Wednesday, March 01, 2006

Preachers in Wonderland: We're Preaching to the Choir!

Earlier this week a couple of missional minded colleagues and I met with a few folks who are more apologetically inclined in order to seek understanding over our differing ministry philosophies and methodologies. Over the course of the meeting our apologetic brethren shared their appreciation for even the more aggressive and confrontational forms of preaching by evangelicals at LDS General Conference, and at the Manti Miracle Pageant. Unfortunately, there was no awareness of the complexities of effective communication as it relates to theology or missiology. How often we forget that what makes perfect sense to us in fact makes no sense to others. When I heard these well meaning brethren share their passion for such forms of monological proclamation at LDS I heard a loud voice in my head shouting, "You're preaching to the choir, gentlemen!"
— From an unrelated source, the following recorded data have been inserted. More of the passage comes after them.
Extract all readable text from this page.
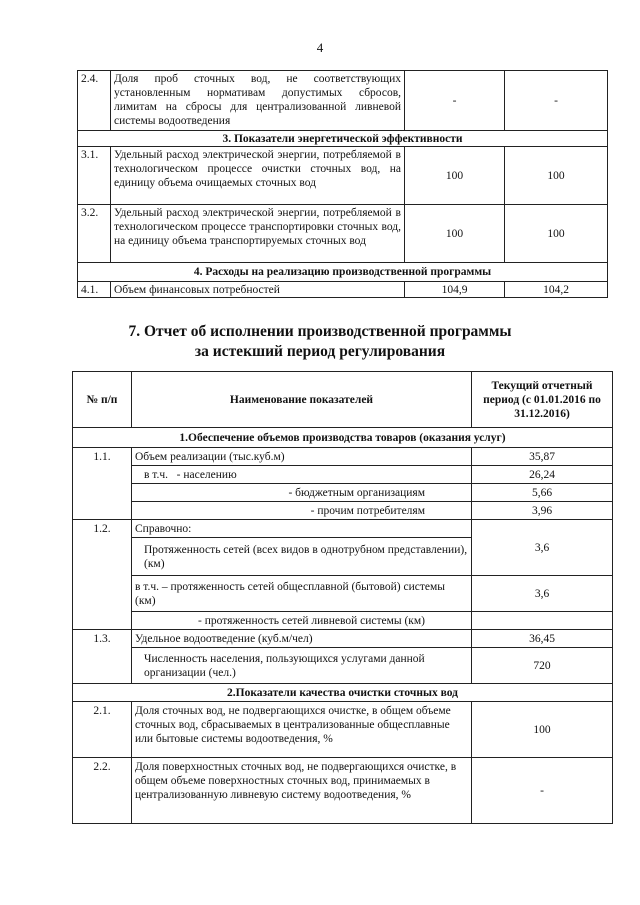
4
2.4.	Доля проб сточных вод, не соответствующих установленным нормативам допустимых сбросов, лимитам на сбросы для централизованной ливневой системы водоотведения	-	-
3. Показатели энергетической эффективности			
3.1.	Удельный расход электрической энергии, потребляемой в технологическом процессе очистки сточных вод, на единицу объема очищаемых сточных вод	100	100
3.2.	Удельный расход электрической энергии, потребляемой в технологическом процессе транспортировки сточных вод, на единицу объема транспортируемых сточных вод	100	100
4. Расходы на реализацию производственной программы			
4.1.	Объем финансовых потребностей	104,9	104,2
7. Отчет об исполнении производственной программы
за истекший период регулирования
№ п/п	Наименование показателей	Текущий отчетный период (с 01.01.2016 по 31.12.2016)
1.Обеспечение объемов производства товаров (оказания услуг)		
1.1.	Объем реализации (тыс.куб.м)	35,87
	в т.ч. - населению	26,24
	- бюджетным организациям	5,66
	- прочим потребителям	3,96
1.2.	Справочно:	3,6
	Протяженность сетей (всех видов в однотрубном представлении), (км)	
	в т.ч. – протяженность сетей общесплавной (бытовой) системы (км)	3,6
	- протяженность сетей ливневой системы (км)	
1.3.	Удельное водоотведение (куб.м/чел)	36,45
	Численность населения, пользующихся услугами данной организации (чел.)	720
2.Показатели качества очистки сточных вод		
2.1.	Доля сточных вод, не подвергающихся очистке, в общем объеме сточных вод, сбрасываемых в централизованные общесплавные или бытовые системы водоотведения, %	100
2.2.	Доля поверхностных сточных вод, не подвергающихся очистке, в общем объеме поверхностных сточных вод, принимаемых в централизованную ливневую систему водоотведения, %	-
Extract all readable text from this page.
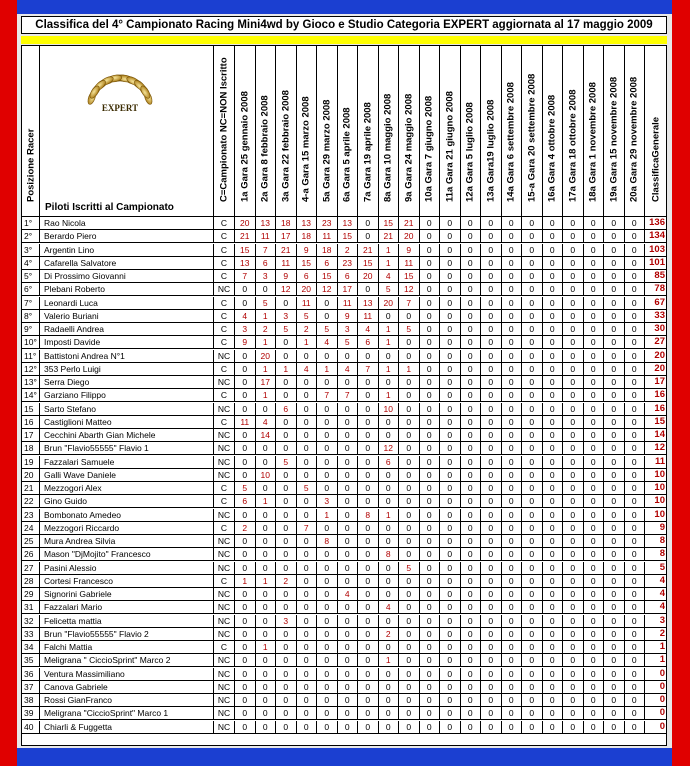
Classifica del 4° Campionato Racing Mini4wd by Gioco e Studio Categoria EXPERT aggiornata al 17 maggio 2009
Posizione Racer
EXPERT
Piloti Iscritti al Campionato
C=Campionato NC=NON Iscritto 1a Gara 25 gennaio 2008 2a Gara 8 febbraio 2008 3a Gara 22 febbraio 2008 4-a Gara 15 marzo 2008 5a Gara 29 marzo 2008 6a Gara 5 aprile 2008 7a Gara 19 aprile 2008 8a Gara 10 maggio 2008 9a Gara 24 maggio 2008 10a Gara 7 giugno 2008 11a Gara 21 giugno 2008 12a Gara 5 luglio 2008 13a Gara19 luglio 2008 14a Gara 6 settembre 2008 15-a Gara 20 settembre 2008 16a Gara 4 ottobre 2008 17a Gara 18 ottobre 2008 18a Gara 1 novembre 2008 19a Gara 15 novembre 2008 20a Gara 29 novembre 2008 ClassificaGenerale
1°	Rao Nicola	C	20	13	18	13	23	13	0	15	21	0	0	0	0	0	0	0	0	0	0	0	136
2°	Berardo Piero	C	21	11	17	18	11	15	0	21	20	0	0	0	0	0	0	0	0	0	0	0	134
3°	Argentin Lino	C	15	7	21	9	18	2	21	1	9	0	0	0	0	0	0	0	0	0	0	0	103
4°	Cafarella Salvatore	C	13	6	11	15	6	23	15	1	11	0	0	0	0	0	0	0	0	0	0	0	101
5°	Di Prossimo Giovanni	C	7	3	9	6	15	6	20	4	15	0	0	0	0	0	0	0	0	0	0	0	85
6°	Plebani Roberto	NC	0	0	12	20	12	17	0	5	12	0	0	0	0	0	0	0	0	0	0	0	78
7°	Leonardi Luca	C	0	5	0	11	0	11	13	20	7	0	0	0	0	0	0	0	0	0	0	0	67
8°	Valerio Buriani	C	4	1	3	5	0	9	11	0	0	0	0	0	0	0	0	0	0	0	0	0	33
9°	Radaelli Andrea	C	3	2	5	2	5	3	4	1	5	0	0	0	0	0	0	0	0	0	0	0	30
10° Imposti Davide	C	9	1	0	1	4	5	6	1	0	0	0	0	0	0	0	0	0	0	0	0	27
11° Battistoni Andrea N°1	NC	0	20	0	0	0	0	0	0	0	0	0	0	0	0	0	0	0	0	0	0	20
12° 353 Perlo Luigi	C	0	1	1	4	1	4	7	1	1	0	0	0	0	0	0	0	0	0	0	0	20
13° Serra Diego	NC	0	17	0	0	0	0	0	0	0	0	0	0	0	0	0	0	0	0	0	0	17
14° Garziano Filippo	C	0	1	0	0	7	7	0	1	0	0	0	0	0	0	0	0	0	0	0	0	16
15	Sarto Stefano	NC	0	0	6	0	0	0	0	10	0	0	0	0	0	0	0	0	0	0	0	0	16
16	Castiglioni Matteo	C	11	4	0	0	0	0	0	0	0	0	0	0	0	0	0	0	0	0	0	0	15
17	Cecchini Abarth Gian Michele	NC	0	14	0	0	0	0	0	0	0	0	0	0	0	0	0	0	0	0	0	0	14
18	Brun "Flavio55555" Flavio 1	NC	0	0	0	0	0	0	0	12	0	0	0	0	0	0	0	0	0	0	0	0	12
19	Fazzalari Samuele	NC	0	0	5	0	0	0	0	6	0	0	0	0	0	0	0	0	0	0	0	0	11
20	Galli Wave Daniele	NC	0	10	0	0	0	0	0	0	0	0	0	0	0	0	0	0	0	0	0	0	10
21	Mezzogori Alex	C	5	0	0	5	0	0	0	0	0	0	0	0	0	0	0	0	0	0	0	0	10
22	Gino Guido	C	6	1	0	0	3	0	0	0	0	0	0	0	0	0	0	0	0	0	0	0	10
23	Bombonato Amedeo	NC	0	0	0	0	1	0	8	1	0	0	0	0	0	0	0	0	0	0	0	0	10
24	Mezzogori Riccardo	C	2	0	0	7	0	0	0	0	0	0	0	0	0	0	0	0	0	0	0	0	9
25	Mura Andrea Silvia	NC	0	0	0	0	8	0	0	0	0	0	0	0	0	0	0	0	0	0	0	0	8
26	Mason "DjMojito" Francesco	NC	0	0	0	0	0	0	0	8	0	0	0	0	0	0	0	0	0	0	0	0	8
27	Pasini Alessio	NC	0	0	0	0	0	0	0	0	5	0	0	0	0	0	0	0	0	0	0	0	5
28	Cortesi Francesco	C	1	1	2	0	0	0	0	0	0	0	0	0	0	0	0	0	0	0	0	0	4
29	Signorini Gabriele	NC	0	0	0	0	0	4	0	0	0	0	0	0	0	0	0	0	0	0	0	0	4
31	Fazzalari Mario	NC	0	0	0	0	0	0	0	4	0	0	0	0	0	0	0	0	0	0	0	0	4
32	Felicetta mattia	NC	0	0	3	0	0	0	0	0	0	0	0	0	0	0	0	0	0	0	0	0	3
33	Brun "Flavio55555" Flavio 2	NC	0	0	0	0	0	0	0	2	0	0	0	0	0	0	0	0	0	0	0	0	2
34	Falchi Mattia	C	0	1	0	0	0	0	0	0	0	0	0	0	0	0	0	0	0	0	0	0	1
35	Meligrana " CiccioSprint" Marco 2	NC	0	0	0	0	0	0	0	1	0	0	0	0	0	0	0	0	0	0	0	0	1
36	Ventura Massimiliano	NC	0	0	0	0	0	0	0	0	0	0	0	0	0	0	0	0	0	0	0	0	0
37	Canova Gabriele	NC	0	0	0	0	0	0	0	0	0	0	0	0	0	0	0	0	0	0	0	0	0
38	Rossi GianFranco	NC	0	0	0	0	0	0	0	0	0	0	0	0	0	0	0	0	0	0	0	0	0
39	Meligrana "CiccioSprint" Marco 1	NC	0	0	0	0	0	0	0	0	0	0	0	0	0	0	0	0	0	0	0	0	0
40	Chiarli & Fuggetta	NC	0	0	0	0	0	0	0	0	0	0	0	0	0	0	0	0	0	0	0	0	0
My friend and colleague Philip Johnson sent me an interesting collection of quotes recently that are directly related to this problem found not only in evangelical attempts to communicate to Latter-day Saints, but in other cultural contexts as well, sometimes even within our churches. The quotes come from Christian Faith and Practice in the Modern World: Theology From an Evangelical Point of View (Grand Rapids: Eerdmans, 1988), Mark Noll and David Wells (eds). The quotes speak for themselves for those who have ears to hear:

"In much of the Post-Reformation period, and until relatively recently, the task of the evangelical theologian was easily defined. Theologians were to study the biblical text, crystallize doctrines from its pages, explore their relationships, sharpen their cutting edges, proclaim their truth, and confound those who disagreed or disbelieved. This set of activities was predicated on the assumption that biblical doctrine once explained was not only readily comprehensible to reasonable people, but also self-evident in its aplication to daily life. These assumptions, however, are now in ruins. The theological task no longer can be limited simply to the reception, refinement, repristination, and promulgation of the received orthodoxy; it must now concern itself with understanding what that faith means in a world whose cognitive horizons are so vastly different from the biblical and whose life poses questions the
biblical authors did not foresee nor answer directly. (p 11)

"In the West, evangelical theology must now function cross-culturally. Theologians, by circumstance if not by desire, are missionaries; there is no longer a home base to which they can retreat. For four centuries they had enjoyed such a home base in the broad Christian assumptions on which Western culture was predicated and by which it had been nourished. In the presence of those assumptions, even where they suffered cultural dilution, biblical doctrine had made ready sense. Moreover, the work of theologians had been accorded cultural legitimacy even by those who neither understood theology nor trusted its conclusions. Today, however, those assumptions have not merely been diluted; they have dissipated. Without them, biblical doctrine has lost its cultural coordinates and the professional guardians of that doctrine have been deprived of their legitimacy. They have become disinherited strangers in their own world, wanderers whose message strikes no chords and creates no resonance in a naturalistic, technological age. They are cognitive hermits. (p 12)

"Theologians who work in isolation from these developments are surely living in Alice's Wonderland." (p 12).

"As a matter of fact, there can be no forceful, meaningful evangelical theology that does not seek to communicate between the in-group, the church, and the out-group, the world. This communication, moreover, requires that the world be understood with sensitivity and clarity so that the church states the meaning of faith in terms germane to the world. This necessity calls evangelicals to hard and sympathetic attention to this world and conditions them to accept help from all who advance comprehension of its inner workings. A Christian theology that uses only the resources from the in-group is a paltry thing, both because it talks mostly with itself and because it is deprived of the insights of the out-group." (pp 12-13).